Idris Space, tra le poche presenze internazionali di Roma Arte in Nuvola, è una iniziativa culturale, così si definisce, con sede a Tel Aviv e che però porta avanti una progettualità anche in territorio italiano ed europeo; a Roma partecipavano con una selezione intrigante che spaziava dalla pittura intensamente sociale di Mai Daas ai fiori in negativo di Dor Guez, dall’iperrealismo femminista di Samah Shihadi fino ai carboncini di Tigist Yoseph Ron.
Nell’elegante (seppur con qualche cedimento di troppo qua e là) e tutto sommato ben calibrato padiglione delle gallerie d’arte moderna, spicca lo stand di Tornabuoni Arte, uno dei nomi più altisonanti della fiera, che, sotto il titolo Piero Dorazio e il suo tempo, riunisce alcuni magnifici esemplari ove sovrapposizioni e intrecci di linee e colori, figure geometriche e motivi sinuosi hanno reso pienamente giustizia giustizia all’astrattismo del maestro romano.
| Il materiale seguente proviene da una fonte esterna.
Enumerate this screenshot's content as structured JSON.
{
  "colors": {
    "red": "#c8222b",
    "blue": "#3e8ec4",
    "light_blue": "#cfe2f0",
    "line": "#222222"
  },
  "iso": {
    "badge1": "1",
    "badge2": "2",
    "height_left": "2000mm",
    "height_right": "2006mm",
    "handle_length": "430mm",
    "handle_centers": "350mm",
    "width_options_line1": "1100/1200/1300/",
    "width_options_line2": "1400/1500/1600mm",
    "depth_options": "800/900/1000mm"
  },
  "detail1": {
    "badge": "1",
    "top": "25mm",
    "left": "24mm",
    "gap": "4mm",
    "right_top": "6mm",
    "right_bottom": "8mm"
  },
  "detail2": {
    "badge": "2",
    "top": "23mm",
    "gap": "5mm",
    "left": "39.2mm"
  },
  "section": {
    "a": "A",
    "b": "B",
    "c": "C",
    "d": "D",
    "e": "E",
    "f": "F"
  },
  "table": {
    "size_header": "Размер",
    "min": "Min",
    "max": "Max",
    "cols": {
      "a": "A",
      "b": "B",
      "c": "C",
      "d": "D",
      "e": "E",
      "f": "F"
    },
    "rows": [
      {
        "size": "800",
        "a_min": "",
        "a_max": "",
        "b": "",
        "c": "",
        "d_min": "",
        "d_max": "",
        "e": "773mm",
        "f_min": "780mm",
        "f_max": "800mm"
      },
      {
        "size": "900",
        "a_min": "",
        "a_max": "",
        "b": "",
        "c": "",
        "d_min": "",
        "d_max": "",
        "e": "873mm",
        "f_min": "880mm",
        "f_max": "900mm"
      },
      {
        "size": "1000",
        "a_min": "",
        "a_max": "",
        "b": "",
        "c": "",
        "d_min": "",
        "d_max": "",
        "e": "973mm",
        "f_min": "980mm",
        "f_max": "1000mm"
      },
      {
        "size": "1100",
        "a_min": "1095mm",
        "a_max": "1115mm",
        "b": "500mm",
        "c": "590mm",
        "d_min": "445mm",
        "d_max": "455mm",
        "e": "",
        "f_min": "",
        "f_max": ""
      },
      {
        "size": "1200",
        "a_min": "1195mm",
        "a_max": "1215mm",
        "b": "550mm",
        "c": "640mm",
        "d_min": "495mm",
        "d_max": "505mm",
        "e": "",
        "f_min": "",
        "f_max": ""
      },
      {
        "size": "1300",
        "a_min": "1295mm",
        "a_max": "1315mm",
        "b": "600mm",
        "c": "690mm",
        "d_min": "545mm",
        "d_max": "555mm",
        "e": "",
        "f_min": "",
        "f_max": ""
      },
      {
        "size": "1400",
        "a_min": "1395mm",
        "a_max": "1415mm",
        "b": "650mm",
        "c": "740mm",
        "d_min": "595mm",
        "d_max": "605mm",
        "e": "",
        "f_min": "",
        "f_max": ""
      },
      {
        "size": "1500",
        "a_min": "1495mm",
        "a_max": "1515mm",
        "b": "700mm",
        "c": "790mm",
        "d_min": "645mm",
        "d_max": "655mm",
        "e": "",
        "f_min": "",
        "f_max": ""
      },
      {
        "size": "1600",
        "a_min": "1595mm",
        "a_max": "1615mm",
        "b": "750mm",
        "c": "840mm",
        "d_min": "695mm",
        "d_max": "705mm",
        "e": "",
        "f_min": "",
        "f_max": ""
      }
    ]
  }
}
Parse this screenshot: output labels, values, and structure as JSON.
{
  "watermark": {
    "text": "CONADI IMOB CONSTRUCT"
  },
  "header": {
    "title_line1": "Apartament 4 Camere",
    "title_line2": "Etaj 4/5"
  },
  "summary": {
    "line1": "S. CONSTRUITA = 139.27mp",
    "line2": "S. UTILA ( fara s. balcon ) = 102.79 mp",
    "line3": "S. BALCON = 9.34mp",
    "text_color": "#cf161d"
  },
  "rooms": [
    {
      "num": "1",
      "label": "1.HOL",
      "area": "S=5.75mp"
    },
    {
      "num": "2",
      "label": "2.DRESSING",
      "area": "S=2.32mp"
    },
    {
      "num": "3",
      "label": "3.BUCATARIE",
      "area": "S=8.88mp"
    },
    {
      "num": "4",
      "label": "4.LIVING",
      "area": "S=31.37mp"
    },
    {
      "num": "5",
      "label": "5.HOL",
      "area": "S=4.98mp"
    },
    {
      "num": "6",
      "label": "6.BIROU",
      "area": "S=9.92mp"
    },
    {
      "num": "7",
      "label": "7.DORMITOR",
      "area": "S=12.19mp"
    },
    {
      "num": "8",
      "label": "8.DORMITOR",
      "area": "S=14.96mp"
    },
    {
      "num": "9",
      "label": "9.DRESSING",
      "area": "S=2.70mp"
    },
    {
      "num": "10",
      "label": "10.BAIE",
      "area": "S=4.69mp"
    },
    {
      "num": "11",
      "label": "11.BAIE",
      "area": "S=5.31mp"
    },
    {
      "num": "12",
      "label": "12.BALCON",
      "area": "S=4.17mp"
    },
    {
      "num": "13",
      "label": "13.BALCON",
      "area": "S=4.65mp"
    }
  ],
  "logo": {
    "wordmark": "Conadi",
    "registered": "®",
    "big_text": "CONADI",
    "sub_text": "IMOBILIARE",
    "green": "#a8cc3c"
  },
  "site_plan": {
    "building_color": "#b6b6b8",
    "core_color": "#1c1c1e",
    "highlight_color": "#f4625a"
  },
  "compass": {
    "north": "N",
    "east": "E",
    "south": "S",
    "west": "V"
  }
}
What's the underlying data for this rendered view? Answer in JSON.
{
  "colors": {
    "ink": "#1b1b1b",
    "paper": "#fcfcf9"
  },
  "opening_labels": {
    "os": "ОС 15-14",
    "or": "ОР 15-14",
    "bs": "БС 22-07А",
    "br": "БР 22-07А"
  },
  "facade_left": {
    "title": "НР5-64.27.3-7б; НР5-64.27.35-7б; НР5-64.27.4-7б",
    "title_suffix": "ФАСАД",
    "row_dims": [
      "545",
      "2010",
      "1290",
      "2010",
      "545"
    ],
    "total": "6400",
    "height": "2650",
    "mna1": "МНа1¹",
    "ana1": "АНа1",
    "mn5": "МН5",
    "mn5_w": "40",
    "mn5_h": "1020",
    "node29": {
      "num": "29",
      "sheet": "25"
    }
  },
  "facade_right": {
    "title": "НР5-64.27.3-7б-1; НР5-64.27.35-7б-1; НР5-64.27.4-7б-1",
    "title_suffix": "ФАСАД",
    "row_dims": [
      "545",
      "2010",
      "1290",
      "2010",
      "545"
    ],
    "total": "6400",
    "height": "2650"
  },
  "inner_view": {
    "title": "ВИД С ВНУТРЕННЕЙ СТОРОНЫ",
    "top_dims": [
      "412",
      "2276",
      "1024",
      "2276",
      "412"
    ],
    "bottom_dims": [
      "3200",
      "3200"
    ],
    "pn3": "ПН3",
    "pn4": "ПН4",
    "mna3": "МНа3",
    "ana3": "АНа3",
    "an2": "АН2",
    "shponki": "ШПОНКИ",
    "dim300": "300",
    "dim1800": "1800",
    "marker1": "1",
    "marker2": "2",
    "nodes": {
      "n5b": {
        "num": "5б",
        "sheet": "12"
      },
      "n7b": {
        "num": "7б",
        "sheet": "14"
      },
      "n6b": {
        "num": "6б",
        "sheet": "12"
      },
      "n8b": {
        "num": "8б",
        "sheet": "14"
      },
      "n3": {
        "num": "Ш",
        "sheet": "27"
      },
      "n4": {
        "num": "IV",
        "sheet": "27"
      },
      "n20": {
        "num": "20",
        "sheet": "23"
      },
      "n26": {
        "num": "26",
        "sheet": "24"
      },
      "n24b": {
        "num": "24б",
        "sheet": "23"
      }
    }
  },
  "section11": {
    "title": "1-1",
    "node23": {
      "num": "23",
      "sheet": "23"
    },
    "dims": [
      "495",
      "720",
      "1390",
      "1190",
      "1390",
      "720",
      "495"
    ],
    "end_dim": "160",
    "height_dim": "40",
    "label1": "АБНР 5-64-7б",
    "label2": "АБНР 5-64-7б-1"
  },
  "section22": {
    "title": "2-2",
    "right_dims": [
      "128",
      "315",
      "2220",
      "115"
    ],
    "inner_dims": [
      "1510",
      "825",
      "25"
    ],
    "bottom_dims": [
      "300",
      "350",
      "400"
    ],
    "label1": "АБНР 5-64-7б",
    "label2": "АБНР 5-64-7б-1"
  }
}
Nella galleria piacentina lo spazio era totalmente polarizzato dal progetto tot capita, tot sententiae, una serie di teste dai tratti classici maschili, femminili e riconducibili a figure mitologiche realizzate da vari artisti; l’intero stand era infatti un tributo al mondo romano e mitologico, celebrato attraverso il medium della pittura e quello della ceramica.
Notevole e coraggiosa infine è stata la scelta di Ronchini, galleria fondata da Lorenzo Ronchini in Italia nel 1992 ma dal 2012 trasferitasi a Londra e dunque in tutto e per tutto londinese, di dedicare l’intero stand a Luigi Boillè, artista pordenonese nato nel 1926 e scomparso nel 2015, fautore di una pittura liquida e improntata alla psichedelia delle forme e del colore, ora in forte riqualificazione e pertanto sicuramente da tenere d’occhio.